The `apply()` method in pandas is used to apply a function along an axis of a DataFrame or Series. It allows you to perform custom operations on the data within each row or column, depending on how you specify the axis parameter. Here's how it works:

1. **DataFrame.apply()**:
   - When applied to a DataFrame, `df.apply(func, axis=0)` applies the function `func` to each column (axis=0) or `df.apply(func, axis=1)` applies the function to each row (axis=1).
   - The `func` parameter can be a built-in function, lambda function, or a custom function defined by the user.
   - For example, you can create a custom function that calculates the sum of two columns and apply it to each row or column using `df.apply(custom_function, axis=0)` or `df.apply(custom_function, axis=1)`.

2. **Series.apply()**:
   - When applied to a Series, `series.apply(func)` applies the function `func` to each element in the Series.
   - Similar to DataFrame.apply(), the `func` parameter can be a built-in function, lambda function, or a custom function.
   - For instance, you can use `series.apply(lambda x: x * 2)` to multiply each element in the Series by 2.

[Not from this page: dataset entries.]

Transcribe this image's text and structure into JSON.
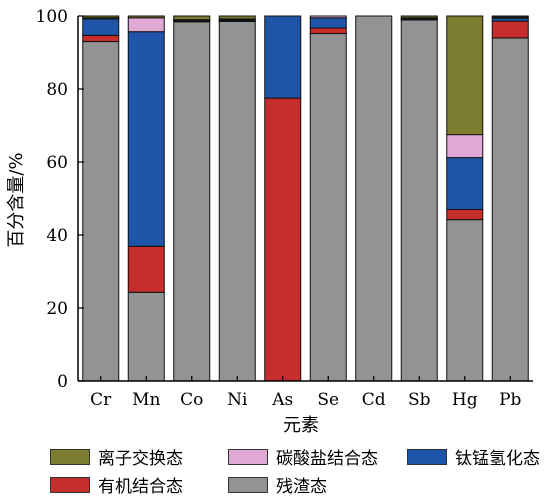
{
  "chart_data": {
    "type": "bar",
    "stacked": true,
    "ylabel": "百分含量/%",
    "xlabel": "元素",
    "ylim": [
      0,
      100
    ],
    "yticks": [
      0,
      20,
      40,
      60,
      80,
      100
    ],
    "categories": [
      "Cr",
      "Mn",
      "Co",
      "Ni",
      "As",
      "Se",
      "Cd",
      "Sb",
      "Hg",
      "Pb"
    ],
    "stack_order_bottom_to_top": [
      "残渣态",
      "有机结合态",
      "钛锰氢化态",
      "碳酸盐结合态",
      "离子交换态"
    ],
    "series": [
      {
        "name": "离子交换态",
        "color": "#7c7d31",
        "values": [
          0.5,
          0.5,
          1.0,
          0.8,
          0,
          0,
          0,
          0.5,
          32.5,
          0.3
        ]
      },
      {
        "name": "碳酸盐结合态",
        "color": "#e0a9d5",
        "values": [
          0.3,
          3.8,
          0.2,
          0.2,
          0,
          0.5,
          0,
          0.2,
          6.3,
          0.3
        ]
      },
      {
        "name": "钛锰氢化态",
        "color": "#1f55a8",
        "values": [
          4.5,
          58.8,
          0.2,
          0.3,
          22.5,
          2.8,
          0,
          0.3,
          14.2,
          0.8
        ]
      },
      {
        "name": "有机结合态",
        "color": "#c62d2d",
        "values": [
          1.7,
          12.6,
          0.2,
          0.2,
          77.5,
          1.5,
          0,
          0.1,
          2.8,
          4.6
        ]
      },
      {
        "name": "残渣态",
        "color": "#939393",
        "values": [
          93.0,
          24.3,
          98.4,
          98.5,
          0,
          95.2,
          100,
          98.9,
          44.2,
          94.0
        ]
      }
    ],
    "legend": {
      "position": "bottom",
      "rows": [
        [
          "离子交换态",
          "碳酸盐结合态",
          "钛锰氢化态"
        ],
        [
          "有机结合态",
          "残渣态"
        ]
      ]
    }
  }
}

The `apply()` method works by iterating over the elements (rows or columns) of the DataFrame or Series and applying the specified function to each element. It is a powerful tool for performing complex transformations, calculations, or filtering operations on data within pandas objects.

For example, we note that `parks_df['addresses']` is a list of json, but what if we only wanted the `city` value from the first listed address. We could do it with apply:

In [None]:
parks_df["city_state"] = parks_df["addresses"].apply(
    lambda x: f"{x[0]['city']}, {x[0]['stateCode']}"
)

parks_df[["name", "city_state"]]


Note the syntax, it can be tricky `lambda x: f"{x[0]['city']}, {x[0]['stateCode']`. You can think of `lambda x` as saying "for each x," so this command is saying _for each x in the column, build an f-string with the 0th index city and state_

And we can easily count the states with the most parks:

In [None]:
parks_df["city_state"].value_counts()

In the above example, we only used `apply` on one column, but it can be used on entire rows, for example:

In [None]:
parks_df.apply(
    lambda row: f"{row['fullName']}, {row['addresses'][0]['city']}, {row['addresses'][0]['stateCode']}",
    axis=1,
)

But note the differences: we now have to specify the _column_ in the query _and_ we have to specify `axis=1`. Of course we don't need to use `x` or `row`, we can use whatever:

In [None]:
# why not? 🐦

parks_df.apply(
    lambda bird: f"{bird['fullName']}, {bird['addresses'][0]['city']}, {bird['addresses'][0]['stateCode']}",
    axis=1,
)

But your coworkers and collaborators will like you better if you use descriptive names. The power in apply comes from being able to apply arbitrary functions— you can even define your own.

In [None]:
def cubed_len(input_string):
    return len(input_string) ** 3


parks_df["city_state"].apply(cubed_len)

In [None]:
parks_df["states_list"] = parks_df["states"].apply(lambda x: x.split(","))

parks_df[["name", "states_list"]]

The thing to be most aware of is that apply operates _per row_. That means for massive datasets, this can be a _very_ expensive operation. For that reason, columnar-oriented SQL or frameworks like Polars are likely best for those operations, but you'll only need to worry about that in the hundred-thousand to million row range.

So we come to another pattern— using `apply` to perform row-wise transformations using Pandas. This is useful for complex transformations, but can be slow.